Research institute in Vienna, Austria

Semantic Technology Institute (STI) International is an association of global experts in semantics and services, located in Austria. It has members mostly from Europe, but also from South Korea, Malaysia, and Singapore.

STI International is governed by an executive board, and has a board of representatives of all members, plus several STI Fellows: Michael Brodie, Guus Schreiber, Jim Hendler, Mark Greaves, and Rudi Studer.

STI International is the organizer of several annual international conferences in semantic technologies and the future of the internet: the Extended (previously called European) Semantic Web Conference (ESWC) along with the ESWC Summer School on semantic technologies, and the Future Internet Symposium (FIS).
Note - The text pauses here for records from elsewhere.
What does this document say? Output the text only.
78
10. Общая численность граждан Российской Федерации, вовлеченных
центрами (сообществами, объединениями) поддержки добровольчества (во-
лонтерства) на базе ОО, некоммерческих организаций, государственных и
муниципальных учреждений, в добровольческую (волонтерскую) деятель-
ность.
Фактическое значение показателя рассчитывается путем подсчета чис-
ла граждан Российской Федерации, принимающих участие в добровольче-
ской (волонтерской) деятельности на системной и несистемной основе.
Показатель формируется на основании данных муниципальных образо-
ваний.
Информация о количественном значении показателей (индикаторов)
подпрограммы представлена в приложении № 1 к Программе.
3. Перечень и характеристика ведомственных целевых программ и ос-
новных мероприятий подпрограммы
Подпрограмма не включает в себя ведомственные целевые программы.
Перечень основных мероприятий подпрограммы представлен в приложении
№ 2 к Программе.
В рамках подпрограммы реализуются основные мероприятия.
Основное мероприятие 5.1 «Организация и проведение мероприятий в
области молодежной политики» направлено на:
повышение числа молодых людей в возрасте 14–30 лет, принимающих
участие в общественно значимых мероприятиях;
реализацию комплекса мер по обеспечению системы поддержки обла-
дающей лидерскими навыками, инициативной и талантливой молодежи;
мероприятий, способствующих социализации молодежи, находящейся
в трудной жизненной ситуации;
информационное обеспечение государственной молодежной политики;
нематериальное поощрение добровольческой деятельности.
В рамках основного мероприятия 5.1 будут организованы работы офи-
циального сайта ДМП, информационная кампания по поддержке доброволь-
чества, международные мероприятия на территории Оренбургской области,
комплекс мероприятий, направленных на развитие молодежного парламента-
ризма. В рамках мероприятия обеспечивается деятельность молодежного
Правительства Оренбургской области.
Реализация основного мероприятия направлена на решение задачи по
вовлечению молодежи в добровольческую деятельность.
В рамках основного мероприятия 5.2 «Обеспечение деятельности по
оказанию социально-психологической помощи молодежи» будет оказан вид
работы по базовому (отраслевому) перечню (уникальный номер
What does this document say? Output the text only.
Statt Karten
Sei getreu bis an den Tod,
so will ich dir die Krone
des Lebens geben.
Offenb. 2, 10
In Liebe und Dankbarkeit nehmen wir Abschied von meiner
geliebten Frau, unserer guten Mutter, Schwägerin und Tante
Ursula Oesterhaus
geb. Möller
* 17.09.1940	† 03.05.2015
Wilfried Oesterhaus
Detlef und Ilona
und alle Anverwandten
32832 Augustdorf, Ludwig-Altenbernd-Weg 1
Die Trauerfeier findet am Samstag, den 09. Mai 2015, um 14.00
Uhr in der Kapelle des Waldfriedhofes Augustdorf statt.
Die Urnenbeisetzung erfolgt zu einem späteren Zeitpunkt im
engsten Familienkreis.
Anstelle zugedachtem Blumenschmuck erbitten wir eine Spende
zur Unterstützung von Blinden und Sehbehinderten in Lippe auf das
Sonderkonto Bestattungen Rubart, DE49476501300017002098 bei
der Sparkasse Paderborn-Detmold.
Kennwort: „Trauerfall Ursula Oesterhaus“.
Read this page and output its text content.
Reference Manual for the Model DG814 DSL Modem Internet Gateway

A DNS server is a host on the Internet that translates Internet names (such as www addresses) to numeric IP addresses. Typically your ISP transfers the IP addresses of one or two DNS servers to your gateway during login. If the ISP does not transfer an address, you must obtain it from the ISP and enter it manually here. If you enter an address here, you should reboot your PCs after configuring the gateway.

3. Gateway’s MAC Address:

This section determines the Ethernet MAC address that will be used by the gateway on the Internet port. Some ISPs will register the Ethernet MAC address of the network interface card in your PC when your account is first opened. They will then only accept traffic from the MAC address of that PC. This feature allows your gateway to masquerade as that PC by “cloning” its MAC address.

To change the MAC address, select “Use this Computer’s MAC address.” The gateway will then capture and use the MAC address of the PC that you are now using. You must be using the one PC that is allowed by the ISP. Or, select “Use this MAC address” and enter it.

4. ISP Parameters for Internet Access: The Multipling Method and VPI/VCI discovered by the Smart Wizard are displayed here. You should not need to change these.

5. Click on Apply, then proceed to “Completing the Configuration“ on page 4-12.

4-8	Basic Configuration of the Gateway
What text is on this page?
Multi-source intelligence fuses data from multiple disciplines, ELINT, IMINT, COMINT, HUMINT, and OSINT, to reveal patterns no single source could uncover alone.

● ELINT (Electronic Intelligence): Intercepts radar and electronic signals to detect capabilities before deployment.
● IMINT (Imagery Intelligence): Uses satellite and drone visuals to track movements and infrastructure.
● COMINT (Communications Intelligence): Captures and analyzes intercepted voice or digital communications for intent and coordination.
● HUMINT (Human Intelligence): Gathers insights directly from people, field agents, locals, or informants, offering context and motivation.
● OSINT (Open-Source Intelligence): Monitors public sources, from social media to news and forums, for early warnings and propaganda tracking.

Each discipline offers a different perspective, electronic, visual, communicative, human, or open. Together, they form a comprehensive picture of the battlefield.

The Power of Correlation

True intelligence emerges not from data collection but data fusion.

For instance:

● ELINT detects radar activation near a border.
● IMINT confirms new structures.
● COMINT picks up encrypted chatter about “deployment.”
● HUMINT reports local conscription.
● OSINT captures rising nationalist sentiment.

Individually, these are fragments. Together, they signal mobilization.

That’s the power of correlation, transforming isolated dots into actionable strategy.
The institute also initiates and organizes smaller events and symposia in Austria and worldwide.

The association owns a spin-off company, STI International Consulting und Research GmbH, which pursues the interests of the members in research (under the name STI Research) and in education/training (under the name Semsphere).

== Members ==

Voting partners:

- Free University of Amsterdam
- Free University of Bozen-Bolzano
- Freie Universität Berlin
- FZI Forschungszentrum Informatik
- German National Library of Economics
- Jožef Stefan Institute
- Know Center
- MIMOS Berhad
- Ontotext
- Saltlux Inc.
- The Open University
- TXT e-solutions
- Karlsruhe Institute of Technology, AIFB
- University of Aberdeen
- University of Innsbruck
- University of Málaga
- University of Sheffield
- Vienna University of Technology
- Wonkwang University

The network also has non-voting members that support its operations and have other benefits; the full list of members can be found at the institute's website.